TARRYTOWN, N.Y. Tarrytown resident Peter Sis found a passion for illustrating and writing children's books almost by accident about 30 years ago.
Today he says he has come to appreciate the power a book can have in a child's life.
I like the idea that I can maybe participate in some educational happiness, Sis said.
Sis has authored and collaborated on more than 20 books. In 2003, he was named a MacArthur Fellow. He lives on the Tarrytown side of the border with Irvington. He has a small studio in his home and another studio in Manhattan.
Sis was recently awarded the Hans Christian Andersen Award , which is given biennially to one author and one illustrator whose complete works are judged to have made lasting contributions to children's literature. Sis was one of 30 nominated for the award and five short-listed.
It's like a dream, Sis said, noting that while the award is big in Europe, nobody except librarians and bookworms know about it in the United States. I'm very happy about it, but it's like did it really happen?
Sis emigrated from Czechoslovakia about 30 years ago to work in Los Angeles on a film for Czechoslovakia for the 1984 Winter Olympics and later on a project for MTV. When Czechoslovakia and the Soviet Union decided to boycott the Olympic Games, Sis said he received a cable to immediately drop everything and go back.
I didn't know what to do because I had these films to finish, Sis said. I knew if I didn't return when they told me, I might be in big trouble. I might be going to prison.
Sis formed a plan: he'd finish the projects, which would be huge successes. Then he could explain why he was late in coming back to his country. But his plan failed when nobody liked his work.
It was a terrible time, Sis said. Nobody wanted to make my films or anything.
Sis later met a woman at a municipal art gallery who sent some of his work to children's author Maurice Sendak.
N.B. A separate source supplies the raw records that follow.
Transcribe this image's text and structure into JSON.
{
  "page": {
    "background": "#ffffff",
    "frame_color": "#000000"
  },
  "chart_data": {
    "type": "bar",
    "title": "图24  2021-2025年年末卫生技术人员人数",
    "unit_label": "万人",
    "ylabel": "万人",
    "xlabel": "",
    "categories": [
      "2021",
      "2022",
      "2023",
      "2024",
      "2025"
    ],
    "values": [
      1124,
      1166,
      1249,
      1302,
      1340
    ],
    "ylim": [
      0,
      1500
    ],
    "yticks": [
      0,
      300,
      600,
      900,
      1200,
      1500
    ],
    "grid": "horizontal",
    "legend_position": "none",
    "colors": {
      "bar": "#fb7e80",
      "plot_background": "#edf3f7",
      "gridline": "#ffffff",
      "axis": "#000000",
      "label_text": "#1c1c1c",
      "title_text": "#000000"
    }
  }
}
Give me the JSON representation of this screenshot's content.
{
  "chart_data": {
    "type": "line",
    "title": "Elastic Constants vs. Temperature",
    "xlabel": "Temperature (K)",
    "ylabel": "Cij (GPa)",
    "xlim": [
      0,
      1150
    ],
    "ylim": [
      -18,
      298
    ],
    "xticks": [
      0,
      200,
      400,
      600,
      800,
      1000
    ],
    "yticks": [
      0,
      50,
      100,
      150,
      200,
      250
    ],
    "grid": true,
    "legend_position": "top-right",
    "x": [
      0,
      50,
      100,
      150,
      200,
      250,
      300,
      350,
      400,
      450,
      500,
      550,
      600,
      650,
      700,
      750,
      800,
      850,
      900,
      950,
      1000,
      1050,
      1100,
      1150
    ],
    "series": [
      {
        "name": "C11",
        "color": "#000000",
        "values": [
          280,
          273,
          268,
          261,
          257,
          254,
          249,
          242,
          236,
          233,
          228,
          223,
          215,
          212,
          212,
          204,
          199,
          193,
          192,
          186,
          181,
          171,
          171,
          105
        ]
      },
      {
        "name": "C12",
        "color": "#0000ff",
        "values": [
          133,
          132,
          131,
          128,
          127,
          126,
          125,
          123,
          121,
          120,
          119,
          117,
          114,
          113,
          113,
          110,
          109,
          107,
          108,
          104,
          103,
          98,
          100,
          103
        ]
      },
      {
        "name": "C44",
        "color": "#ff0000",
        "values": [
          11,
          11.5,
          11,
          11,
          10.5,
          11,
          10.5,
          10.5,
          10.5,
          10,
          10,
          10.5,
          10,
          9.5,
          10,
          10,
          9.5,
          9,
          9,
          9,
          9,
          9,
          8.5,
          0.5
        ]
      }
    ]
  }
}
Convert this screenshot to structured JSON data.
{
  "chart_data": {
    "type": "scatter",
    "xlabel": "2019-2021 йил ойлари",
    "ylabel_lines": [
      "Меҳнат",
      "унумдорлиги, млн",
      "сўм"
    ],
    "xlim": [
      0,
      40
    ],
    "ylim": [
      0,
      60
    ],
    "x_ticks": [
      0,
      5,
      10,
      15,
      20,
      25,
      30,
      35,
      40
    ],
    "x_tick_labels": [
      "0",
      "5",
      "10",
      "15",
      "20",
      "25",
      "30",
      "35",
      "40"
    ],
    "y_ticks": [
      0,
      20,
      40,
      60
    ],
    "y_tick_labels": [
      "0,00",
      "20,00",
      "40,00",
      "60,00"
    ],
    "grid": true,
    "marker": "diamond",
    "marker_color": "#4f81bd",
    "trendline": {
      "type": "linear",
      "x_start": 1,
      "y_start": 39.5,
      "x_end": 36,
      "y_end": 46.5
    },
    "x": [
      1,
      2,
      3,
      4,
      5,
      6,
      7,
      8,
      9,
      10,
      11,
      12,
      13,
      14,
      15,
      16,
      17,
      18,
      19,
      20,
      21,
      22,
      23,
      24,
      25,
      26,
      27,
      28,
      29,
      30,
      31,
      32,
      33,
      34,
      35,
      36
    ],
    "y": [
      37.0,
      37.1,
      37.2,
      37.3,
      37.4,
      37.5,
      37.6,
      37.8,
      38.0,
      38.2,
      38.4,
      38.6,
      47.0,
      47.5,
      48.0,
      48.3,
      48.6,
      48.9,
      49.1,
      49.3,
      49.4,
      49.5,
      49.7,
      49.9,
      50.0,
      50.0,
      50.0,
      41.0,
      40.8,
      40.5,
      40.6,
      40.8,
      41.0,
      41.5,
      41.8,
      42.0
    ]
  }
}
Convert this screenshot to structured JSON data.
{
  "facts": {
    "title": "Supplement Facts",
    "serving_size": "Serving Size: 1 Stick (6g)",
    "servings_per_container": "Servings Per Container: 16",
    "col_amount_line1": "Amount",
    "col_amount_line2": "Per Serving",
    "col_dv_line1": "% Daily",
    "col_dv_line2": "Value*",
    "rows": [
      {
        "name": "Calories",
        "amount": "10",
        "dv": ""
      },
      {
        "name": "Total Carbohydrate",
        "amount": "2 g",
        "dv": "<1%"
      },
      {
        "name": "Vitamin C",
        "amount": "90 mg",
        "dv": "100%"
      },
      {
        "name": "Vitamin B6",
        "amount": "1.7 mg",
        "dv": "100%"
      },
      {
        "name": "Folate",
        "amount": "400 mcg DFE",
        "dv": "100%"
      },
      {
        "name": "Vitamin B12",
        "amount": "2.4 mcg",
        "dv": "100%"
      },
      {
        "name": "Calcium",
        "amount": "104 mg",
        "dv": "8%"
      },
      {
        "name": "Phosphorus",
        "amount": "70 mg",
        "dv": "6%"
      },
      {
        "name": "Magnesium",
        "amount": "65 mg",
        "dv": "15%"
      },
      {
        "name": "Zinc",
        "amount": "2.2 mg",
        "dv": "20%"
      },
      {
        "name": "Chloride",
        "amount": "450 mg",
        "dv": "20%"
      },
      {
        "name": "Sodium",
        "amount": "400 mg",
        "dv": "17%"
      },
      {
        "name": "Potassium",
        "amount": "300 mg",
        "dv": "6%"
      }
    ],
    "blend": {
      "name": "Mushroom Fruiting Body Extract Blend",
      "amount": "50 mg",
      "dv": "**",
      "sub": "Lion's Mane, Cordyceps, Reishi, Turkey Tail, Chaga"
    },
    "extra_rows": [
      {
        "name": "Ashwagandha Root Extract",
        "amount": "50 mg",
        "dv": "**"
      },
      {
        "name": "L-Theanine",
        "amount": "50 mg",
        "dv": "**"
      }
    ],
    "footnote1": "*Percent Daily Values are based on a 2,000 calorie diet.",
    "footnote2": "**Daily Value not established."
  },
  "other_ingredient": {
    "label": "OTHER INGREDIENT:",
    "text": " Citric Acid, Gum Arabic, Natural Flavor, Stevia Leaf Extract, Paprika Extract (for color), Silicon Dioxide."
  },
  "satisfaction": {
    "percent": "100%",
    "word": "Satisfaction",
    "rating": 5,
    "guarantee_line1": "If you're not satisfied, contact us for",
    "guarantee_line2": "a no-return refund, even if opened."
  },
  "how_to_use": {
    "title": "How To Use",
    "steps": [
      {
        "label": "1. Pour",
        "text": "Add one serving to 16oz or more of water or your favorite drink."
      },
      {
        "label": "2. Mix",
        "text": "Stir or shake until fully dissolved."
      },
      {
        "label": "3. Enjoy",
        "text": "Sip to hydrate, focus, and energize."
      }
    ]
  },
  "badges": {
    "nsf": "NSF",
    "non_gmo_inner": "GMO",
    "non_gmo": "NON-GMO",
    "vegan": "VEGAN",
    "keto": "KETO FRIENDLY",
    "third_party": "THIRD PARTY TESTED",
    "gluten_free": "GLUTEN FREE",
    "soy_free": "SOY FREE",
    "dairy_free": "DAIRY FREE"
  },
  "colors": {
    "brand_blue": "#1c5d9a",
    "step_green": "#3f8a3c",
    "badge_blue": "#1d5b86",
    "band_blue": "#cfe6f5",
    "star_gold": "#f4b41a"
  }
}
Sendak liked what he saw, Sis said, and advised him to move to the East Coast where the work was. Sis designed the poster for the movie Amadeus, which gave him enough money to buy an old car and drive it to New York.
Sis worked as an illustrator for several publications such as the New York Times and The Atlantic to pay the rent while he tried to break into the children's book world.
Several of Sis' books were inspired by his two kids and their experiences. They helped him understand American culture, he added, because he knew nothing about baseball and pizza and similar things.
Now that they're more grown up, he chooses subjects involving his life and how he left home for a new country. Sis believes kids need happy books, but they also need books to learn that life isn't always easy.
Sis also doesn't plan on retiring soon.
I think I will be drawing forever and I probably will be doing some sort of books, films, new media, Sis said.